The second step is that we’re looking at the next 1.3 release, and one big component there we’re looking at is IVR. So to IVR-enable Skype. A lot of mid-size companies are considering to use Skype in an IVR environment. We’ve got some specs outlined for that. Also, we’re looking at bringing Skype into Microsoft Business Server environments, so enabling Skype to be combined with for instance the Live Communications Server of Microsoft or the SharePoint Portal Server. The scenario there is similar to audioblogging. It could be that there’s a Skype user who I call and I can leave a message for my team which is then automatically uploaded to the SharePoint Portal Server for people to listen to and maybe call back. So those are scenarios that we’re currently looking at increasing.

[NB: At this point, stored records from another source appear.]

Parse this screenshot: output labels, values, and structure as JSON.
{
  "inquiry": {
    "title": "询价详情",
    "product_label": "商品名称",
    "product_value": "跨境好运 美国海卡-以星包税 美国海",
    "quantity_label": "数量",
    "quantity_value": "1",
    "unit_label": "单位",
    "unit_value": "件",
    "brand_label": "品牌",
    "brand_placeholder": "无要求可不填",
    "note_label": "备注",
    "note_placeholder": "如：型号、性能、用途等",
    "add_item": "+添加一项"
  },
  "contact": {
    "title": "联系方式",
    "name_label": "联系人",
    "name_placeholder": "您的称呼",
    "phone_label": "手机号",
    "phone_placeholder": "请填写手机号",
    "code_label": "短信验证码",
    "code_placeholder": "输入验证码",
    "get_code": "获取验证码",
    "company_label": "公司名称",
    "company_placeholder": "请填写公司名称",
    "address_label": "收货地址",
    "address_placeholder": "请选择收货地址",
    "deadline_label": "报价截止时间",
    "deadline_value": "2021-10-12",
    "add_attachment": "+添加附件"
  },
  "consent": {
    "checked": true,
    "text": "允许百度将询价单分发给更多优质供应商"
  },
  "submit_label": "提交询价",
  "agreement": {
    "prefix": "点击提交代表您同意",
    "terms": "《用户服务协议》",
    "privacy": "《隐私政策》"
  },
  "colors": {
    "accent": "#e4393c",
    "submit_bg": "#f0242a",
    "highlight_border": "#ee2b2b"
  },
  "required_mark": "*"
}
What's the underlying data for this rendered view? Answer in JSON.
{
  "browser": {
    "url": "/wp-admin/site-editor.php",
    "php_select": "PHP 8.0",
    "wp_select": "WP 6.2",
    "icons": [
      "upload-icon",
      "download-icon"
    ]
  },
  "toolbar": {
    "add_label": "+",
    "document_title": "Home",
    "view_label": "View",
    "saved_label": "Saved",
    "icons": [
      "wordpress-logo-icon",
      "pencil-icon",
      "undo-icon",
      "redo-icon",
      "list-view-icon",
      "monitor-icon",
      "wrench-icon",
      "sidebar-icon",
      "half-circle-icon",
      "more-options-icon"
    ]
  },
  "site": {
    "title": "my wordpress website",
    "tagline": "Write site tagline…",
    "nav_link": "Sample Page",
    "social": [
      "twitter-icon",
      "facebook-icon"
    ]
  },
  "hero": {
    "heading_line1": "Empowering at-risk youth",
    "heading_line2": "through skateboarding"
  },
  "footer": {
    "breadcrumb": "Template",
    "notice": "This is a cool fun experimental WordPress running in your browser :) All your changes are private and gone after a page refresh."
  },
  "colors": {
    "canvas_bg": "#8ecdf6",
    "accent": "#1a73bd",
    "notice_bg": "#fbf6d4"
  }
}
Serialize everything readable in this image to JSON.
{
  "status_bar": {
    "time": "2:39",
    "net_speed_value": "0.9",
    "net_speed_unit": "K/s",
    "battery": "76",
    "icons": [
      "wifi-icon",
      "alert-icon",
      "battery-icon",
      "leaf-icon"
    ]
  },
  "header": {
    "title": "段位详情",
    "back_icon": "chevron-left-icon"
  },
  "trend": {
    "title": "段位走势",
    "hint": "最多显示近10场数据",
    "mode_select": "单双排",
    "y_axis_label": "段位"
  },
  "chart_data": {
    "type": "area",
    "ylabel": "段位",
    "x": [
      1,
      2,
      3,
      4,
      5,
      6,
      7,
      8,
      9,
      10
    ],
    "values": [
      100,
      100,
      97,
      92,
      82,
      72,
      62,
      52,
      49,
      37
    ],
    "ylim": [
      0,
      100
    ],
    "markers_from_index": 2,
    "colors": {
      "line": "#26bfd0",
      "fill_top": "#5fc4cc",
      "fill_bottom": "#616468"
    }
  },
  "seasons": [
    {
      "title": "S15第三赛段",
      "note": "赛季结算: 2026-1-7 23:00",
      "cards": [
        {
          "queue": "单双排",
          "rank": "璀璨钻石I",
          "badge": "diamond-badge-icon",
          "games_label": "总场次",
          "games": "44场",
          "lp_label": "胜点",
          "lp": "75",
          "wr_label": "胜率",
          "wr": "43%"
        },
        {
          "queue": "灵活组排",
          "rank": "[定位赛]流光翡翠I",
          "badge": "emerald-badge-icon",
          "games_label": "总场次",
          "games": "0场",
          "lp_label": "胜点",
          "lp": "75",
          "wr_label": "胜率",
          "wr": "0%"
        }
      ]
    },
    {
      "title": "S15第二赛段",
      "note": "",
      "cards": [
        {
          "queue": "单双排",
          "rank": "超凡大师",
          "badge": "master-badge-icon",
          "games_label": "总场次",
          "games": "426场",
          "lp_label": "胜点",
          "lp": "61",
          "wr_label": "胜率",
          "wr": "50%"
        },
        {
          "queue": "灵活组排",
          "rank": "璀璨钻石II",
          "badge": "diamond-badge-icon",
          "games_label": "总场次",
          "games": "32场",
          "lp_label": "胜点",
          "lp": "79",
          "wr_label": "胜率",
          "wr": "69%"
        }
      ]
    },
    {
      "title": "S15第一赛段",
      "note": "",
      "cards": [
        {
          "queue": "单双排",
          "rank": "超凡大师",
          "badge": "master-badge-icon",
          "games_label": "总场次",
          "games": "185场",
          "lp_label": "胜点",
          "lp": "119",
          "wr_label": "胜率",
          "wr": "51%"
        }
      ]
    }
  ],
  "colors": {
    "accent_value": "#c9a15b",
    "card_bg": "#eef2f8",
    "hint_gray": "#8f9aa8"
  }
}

Also one of our translators — Pamela is translated into 32 languages which are included in the product — has made a Skype Tweaker program and we’re gonna launch that into beta pretty soon. It basically enables you to tweak Skype hidden settings.
I think Skype should very-very quickly get the Developer Program up and running, this is one thing. Also, like you are now selling hardware through the Skype Store, you should sell software through the Skype Store. I know Nils is working on that, but of course the structure isn’t originally thought for to also sell software, but with electronic software distribution tools that’s really a piece of cake. That’s something that’s very-very high on my wishlist.
If you think about how can one make money with Skype — I’m a little bit more seasoned guy because I’ve been in IT industry for 20 years. Like Lenn, I also used to work for Microsoft. I’ve got a lot of contacts in the world and I’m a commercial-focused guy. For me, it’s a different story than for a 24-year-old student who’s developing a little add-on for Skype. So to make those people all those people also successful with Skype and getting some kind of return, Skype will have to open up their marketing machine.